The ancestors of the Protestant population of Ulster arrived there in a series of immigrations during the seventeenth century,coming from the Scottish Lowlands and Borders and to a lesser extent from various parts of England,as far apart as Lancashire Norfolk and Devon. Within a hundred years they had transformed the north of Ireland from a land composed largely of woods and swamps,interspersed with small areas of modest culivation,into a province with roads,market towns and ports,supported by an increasingly arable system of farming,a thriving cattle trade and a domestic textile industry.

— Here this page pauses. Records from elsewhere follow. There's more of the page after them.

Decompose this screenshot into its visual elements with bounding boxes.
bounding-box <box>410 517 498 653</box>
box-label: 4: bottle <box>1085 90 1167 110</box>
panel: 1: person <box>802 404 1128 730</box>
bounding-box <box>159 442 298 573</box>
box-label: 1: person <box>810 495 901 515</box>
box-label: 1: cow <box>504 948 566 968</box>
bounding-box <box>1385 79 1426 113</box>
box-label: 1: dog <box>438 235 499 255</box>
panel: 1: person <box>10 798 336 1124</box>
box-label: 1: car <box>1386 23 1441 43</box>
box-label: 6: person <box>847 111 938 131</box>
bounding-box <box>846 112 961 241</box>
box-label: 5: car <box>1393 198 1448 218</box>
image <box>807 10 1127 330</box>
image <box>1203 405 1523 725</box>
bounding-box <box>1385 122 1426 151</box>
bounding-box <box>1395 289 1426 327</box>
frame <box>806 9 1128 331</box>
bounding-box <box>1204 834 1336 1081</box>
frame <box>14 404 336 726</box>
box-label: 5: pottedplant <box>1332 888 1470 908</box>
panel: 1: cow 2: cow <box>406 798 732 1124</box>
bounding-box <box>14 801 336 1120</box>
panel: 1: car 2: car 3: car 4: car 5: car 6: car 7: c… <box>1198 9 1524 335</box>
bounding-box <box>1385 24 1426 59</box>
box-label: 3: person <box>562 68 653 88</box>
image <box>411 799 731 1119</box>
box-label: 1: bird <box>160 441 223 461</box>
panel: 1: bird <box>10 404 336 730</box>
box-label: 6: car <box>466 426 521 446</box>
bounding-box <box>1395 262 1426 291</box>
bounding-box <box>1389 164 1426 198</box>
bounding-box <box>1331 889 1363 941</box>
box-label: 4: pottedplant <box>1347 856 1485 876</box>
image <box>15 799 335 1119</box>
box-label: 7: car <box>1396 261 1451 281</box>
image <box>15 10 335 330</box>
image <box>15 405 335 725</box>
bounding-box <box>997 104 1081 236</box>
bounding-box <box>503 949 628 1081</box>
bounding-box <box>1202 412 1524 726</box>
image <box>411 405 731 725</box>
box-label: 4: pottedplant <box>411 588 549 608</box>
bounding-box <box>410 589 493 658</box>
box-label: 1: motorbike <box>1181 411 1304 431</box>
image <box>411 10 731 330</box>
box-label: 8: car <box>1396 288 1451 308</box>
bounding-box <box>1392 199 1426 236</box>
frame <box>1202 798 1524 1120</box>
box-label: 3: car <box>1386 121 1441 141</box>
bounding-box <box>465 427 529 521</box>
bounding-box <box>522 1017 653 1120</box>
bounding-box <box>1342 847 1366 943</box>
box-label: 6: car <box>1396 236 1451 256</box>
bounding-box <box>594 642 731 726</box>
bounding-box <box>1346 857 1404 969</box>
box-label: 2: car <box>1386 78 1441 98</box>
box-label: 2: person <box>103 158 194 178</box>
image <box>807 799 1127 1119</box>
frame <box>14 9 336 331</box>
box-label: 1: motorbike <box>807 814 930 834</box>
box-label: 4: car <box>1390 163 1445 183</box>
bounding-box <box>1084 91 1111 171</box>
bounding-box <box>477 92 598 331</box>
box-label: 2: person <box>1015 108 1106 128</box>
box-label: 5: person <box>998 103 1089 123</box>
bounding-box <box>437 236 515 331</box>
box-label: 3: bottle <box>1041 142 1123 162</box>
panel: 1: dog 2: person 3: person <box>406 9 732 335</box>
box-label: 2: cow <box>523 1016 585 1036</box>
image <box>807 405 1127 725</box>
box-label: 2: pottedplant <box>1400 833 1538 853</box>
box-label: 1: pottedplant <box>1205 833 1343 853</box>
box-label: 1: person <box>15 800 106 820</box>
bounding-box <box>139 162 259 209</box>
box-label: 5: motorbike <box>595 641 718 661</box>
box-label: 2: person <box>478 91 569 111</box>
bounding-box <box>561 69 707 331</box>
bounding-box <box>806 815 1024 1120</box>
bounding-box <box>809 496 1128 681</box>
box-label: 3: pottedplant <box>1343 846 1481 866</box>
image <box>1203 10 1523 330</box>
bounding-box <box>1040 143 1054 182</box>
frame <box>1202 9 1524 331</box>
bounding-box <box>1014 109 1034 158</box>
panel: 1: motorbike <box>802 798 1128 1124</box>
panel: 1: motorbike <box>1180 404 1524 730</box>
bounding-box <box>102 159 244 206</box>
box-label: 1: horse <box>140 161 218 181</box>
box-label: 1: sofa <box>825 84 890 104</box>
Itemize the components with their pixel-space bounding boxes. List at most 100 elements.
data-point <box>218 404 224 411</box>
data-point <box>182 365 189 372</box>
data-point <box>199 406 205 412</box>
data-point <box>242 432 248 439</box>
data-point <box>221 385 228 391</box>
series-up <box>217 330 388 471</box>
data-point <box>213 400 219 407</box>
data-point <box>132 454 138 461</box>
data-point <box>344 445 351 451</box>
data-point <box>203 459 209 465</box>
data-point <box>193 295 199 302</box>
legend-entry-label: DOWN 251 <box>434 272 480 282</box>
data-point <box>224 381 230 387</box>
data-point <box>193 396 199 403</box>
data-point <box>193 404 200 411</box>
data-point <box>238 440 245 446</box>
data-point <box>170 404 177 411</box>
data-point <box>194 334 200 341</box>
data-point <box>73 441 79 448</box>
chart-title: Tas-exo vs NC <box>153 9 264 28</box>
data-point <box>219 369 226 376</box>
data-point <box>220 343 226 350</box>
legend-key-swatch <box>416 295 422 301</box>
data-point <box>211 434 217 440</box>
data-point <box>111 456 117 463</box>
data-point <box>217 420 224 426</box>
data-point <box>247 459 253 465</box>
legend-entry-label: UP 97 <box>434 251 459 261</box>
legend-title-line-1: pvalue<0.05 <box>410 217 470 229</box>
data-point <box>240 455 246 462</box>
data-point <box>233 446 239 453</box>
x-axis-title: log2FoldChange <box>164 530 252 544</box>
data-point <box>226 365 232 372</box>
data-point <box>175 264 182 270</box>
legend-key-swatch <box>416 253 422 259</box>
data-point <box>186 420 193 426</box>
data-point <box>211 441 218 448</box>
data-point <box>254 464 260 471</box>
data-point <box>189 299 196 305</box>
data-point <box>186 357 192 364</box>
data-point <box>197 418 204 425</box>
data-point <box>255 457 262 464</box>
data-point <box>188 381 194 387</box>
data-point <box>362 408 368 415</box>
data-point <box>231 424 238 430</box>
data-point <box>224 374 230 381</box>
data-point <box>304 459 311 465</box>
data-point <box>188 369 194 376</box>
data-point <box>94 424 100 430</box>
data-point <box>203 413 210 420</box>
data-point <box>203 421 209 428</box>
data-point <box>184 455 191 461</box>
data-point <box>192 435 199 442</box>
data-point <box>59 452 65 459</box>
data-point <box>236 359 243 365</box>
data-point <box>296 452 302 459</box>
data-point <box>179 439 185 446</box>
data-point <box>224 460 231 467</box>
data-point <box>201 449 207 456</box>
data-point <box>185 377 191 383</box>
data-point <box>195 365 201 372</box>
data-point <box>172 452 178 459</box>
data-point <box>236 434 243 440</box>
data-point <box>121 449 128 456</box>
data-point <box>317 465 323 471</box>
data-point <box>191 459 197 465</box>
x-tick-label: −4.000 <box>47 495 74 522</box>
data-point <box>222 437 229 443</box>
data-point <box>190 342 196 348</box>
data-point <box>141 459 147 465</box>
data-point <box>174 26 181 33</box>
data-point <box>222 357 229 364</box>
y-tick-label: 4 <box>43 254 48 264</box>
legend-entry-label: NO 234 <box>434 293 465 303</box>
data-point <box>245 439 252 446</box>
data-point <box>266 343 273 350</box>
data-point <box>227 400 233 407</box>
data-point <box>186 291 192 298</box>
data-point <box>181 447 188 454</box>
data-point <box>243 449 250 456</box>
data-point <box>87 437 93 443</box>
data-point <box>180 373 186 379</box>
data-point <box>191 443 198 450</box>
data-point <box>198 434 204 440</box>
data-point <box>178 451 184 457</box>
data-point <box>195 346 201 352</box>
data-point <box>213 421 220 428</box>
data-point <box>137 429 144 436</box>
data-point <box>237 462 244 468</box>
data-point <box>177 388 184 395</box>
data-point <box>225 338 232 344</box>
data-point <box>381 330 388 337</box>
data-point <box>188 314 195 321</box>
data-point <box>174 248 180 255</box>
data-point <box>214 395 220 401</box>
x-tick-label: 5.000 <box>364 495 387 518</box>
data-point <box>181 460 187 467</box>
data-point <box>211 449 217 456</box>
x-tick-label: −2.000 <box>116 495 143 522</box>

Into a country where Catholic medieval values and an indolent pastoral economy pervaded, they brought Calvinastic Protestantism and a stern work ethic.
Although they came into what was an English colony and many of them were originally part of the official settlement of Ulster by the English Crown,the Scots so predominated in numbers,in the toughness of their culture and in the determination with which they acquired land, that the whole Plantation enterprise took on Scottish characteristics and the name 'Ulster Scots' came in time to be applied to the entire non-Irish population of the province which included large numbers of English, much smaller numbers of Welsh and some refugee French Protestants. In America the term 'Scotch-Irish',which had originally been used by Ulster students training for the Presbyterian ministry at Scottish universities,was applied to the Protestant immigrants from Ulster to distinguish them from the Catholic Irish who arrived later. For the purposes of this book,the terms Ulster Scots-or Scotch-Irish are regarded as interchangeable; they are also applied for the sake of identification in chapters dealing with Canada,Australia and New Zealand, lands where these terms would not have been known.